Когда Гильгамеш стал облачаться в одежду Его высочества, выяснилось, что из брюк с золотыми лампасами получаются бриджи. Хотелось пить. Подойдя к столу, где сидел лупоглазый секретарь, Гильгамеш взял со стола стакан, выпил воду, опустив стакан у самого рта лупоглазого. Стакан «замерз» в воздухе. Гильгамеш снял обруч с головы секретаря и надел на свою. Не стоило все же оставлять им хоть какие-нибудь улики. Вспомнив еще об одном моменте, вернулся к роботу-экзекутору, вытащил из пистолета обойму с раздавленной ампулой. Оставалось только разобраться с дверью и, конечно же, со всеми остальными дверями Департамента. Как будет работать автоматика? Гильгамеш решил, что проблем с дверями не предвидится, но открывать все двери придется вручную. Такие же эффекты наблюдались и раньше, во время испытаний препаратов-предшественников.
Ровно через семь минут своего времени Лобсанг-Гильгамеш, правда, слегка подтянувшийся в росте, уже был на улице…
О, как изменился окружающий мир! Как он должен будет измениться, когда препарат смогут применить все люди! Особенно в день, когда начнет сбываться проклятие Великого Приговора…
Гильгамеш-Лобсанг чувствовал себя совершенно свободным. Ничто в мире не являлось для него препятствием. Даже Догорающее светило…
***
Дети… Чудесные дети, Терциния и Дарий. Они были созданы друг для друга, хотя, возможно, никогда об этом и не подозревали.
Гомер искренне симпатизировал им. Они не могли прекратить своих объятий, кажется, ни на минуту. Ни в рубке, ни в каютах, ни на «баке», ни в каких закутках прекрасного их корабля. Они извинялись перед ним, если он случайно заставал их целующихся, упоенных друг другом и свободой, так неожиданно ставшей для них реальной здесь на угнанном королевском фрегате. Их странная идиллия походила на ту, которую уже много лет переживал он с Гелеспой на Снежной Ладе, в горах Панчалиллы.
Разумеется, угнанный корабль уже был объявлен в розыск. Другое дело, что в нынешнее время никакая служба, в том числе и патрульная космическая, не работала со стопроцентной отдачей. Факт угона, будь то королевского, будь то республиканского корабля, не удивлял настолько, чтобы представить, как какой-нибудь, даже очень честолюбивый, военный капитан, сломя голову, пускается в погоню, на перехват угонщиков, с пеной в лопатках, рыскает по межпланетным маршрутным коридорам или же за их пределами.

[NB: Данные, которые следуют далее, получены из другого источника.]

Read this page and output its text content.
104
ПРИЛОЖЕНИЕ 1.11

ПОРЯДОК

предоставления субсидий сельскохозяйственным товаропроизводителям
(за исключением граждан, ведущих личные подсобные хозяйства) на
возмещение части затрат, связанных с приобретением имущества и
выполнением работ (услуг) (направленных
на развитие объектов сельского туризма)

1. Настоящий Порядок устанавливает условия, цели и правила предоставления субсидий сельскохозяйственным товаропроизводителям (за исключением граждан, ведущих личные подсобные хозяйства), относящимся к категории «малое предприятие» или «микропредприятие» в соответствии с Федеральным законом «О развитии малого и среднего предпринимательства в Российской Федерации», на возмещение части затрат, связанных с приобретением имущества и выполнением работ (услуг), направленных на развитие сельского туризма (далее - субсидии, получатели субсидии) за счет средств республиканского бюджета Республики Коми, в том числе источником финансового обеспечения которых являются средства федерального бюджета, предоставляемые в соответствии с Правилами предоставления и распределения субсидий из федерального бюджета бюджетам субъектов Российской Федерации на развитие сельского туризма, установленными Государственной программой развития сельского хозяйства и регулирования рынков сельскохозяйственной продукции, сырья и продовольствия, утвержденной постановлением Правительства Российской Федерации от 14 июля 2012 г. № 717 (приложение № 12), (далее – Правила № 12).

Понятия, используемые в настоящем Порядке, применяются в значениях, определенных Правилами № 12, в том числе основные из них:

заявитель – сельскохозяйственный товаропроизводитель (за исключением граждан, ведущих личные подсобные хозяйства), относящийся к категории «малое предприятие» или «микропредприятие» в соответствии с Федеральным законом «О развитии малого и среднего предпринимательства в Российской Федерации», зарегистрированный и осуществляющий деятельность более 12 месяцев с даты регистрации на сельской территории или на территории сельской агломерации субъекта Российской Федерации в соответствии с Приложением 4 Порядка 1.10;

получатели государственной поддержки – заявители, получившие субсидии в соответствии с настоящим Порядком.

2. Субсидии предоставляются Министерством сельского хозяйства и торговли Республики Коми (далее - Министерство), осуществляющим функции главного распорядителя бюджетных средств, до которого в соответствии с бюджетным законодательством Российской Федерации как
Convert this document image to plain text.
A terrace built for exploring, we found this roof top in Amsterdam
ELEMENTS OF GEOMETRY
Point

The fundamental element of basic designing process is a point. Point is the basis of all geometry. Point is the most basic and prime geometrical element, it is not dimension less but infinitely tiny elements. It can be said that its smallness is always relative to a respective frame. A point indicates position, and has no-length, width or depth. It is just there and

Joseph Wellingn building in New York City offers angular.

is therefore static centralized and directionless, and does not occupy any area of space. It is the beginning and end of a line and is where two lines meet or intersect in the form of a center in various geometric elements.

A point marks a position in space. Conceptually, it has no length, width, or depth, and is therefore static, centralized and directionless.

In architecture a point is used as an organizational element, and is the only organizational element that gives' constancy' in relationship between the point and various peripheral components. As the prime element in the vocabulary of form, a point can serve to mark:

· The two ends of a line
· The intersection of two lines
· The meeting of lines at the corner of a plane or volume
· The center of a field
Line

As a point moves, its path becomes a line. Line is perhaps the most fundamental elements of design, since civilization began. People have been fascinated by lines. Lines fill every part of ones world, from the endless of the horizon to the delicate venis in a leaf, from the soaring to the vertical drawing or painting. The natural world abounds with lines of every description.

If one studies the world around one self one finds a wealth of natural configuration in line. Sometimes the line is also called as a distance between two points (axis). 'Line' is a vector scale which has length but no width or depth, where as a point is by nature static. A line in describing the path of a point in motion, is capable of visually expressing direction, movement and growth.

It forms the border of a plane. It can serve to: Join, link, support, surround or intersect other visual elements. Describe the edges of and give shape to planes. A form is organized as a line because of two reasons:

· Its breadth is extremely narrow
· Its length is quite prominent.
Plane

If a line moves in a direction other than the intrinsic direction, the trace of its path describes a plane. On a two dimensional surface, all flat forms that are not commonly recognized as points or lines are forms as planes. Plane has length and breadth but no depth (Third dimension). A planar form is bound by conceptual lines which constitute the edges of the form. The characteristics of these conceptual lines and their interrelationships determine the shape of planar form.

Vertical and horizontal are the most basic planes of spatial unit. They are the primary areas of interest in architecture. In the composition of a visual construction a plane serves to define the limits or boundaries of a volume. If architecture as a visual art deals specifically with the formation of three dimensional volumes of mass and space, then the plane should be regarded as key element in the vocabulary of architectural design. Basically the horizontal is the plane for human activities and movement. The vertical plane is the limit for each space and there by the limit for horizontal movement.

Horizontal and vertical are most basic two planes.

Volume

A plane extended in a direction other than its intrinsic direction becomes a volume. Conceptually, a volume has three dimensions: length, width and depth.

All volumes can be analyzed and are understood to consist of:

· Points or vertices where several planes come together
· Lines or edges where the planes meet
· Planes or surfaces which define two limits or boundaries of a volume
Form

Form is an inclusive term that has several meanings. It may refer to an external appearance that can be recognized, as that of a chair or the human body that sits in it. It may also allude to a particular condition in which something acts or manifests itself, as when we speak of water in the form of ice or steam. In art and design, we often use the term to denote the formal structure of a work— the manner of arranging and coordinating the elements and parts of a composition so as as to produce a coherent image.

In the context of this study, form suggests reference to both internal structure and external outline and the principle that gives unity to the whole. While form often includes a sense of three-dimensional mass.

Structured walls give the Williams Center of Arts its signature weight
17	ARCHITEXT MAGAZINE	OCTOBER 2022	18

Скорей всего такой капитан должен был бы оказаться этаким флегматичным охотником, не выползающим из пьяного угара, равнодушным к начальственным приказам служакой, вообразившим свое «неблагодарное» дело вершиной личной значимости… И все равно, сколько бы «или» ни разделяло таких капитанов, совершенно не принимать во внимание их существование было бы ошибкой.
Согласно последней межпланетной конвенции, всех угонщиков кораблей автоматически приравнивали к пиратам и объявляли вне закона. Война с пиратами шла давно и совершенно безрезультатно. Пиратов в обоих Кругах системы поддерживали утильщики, скупавшие все на свете, от людей до кораблей.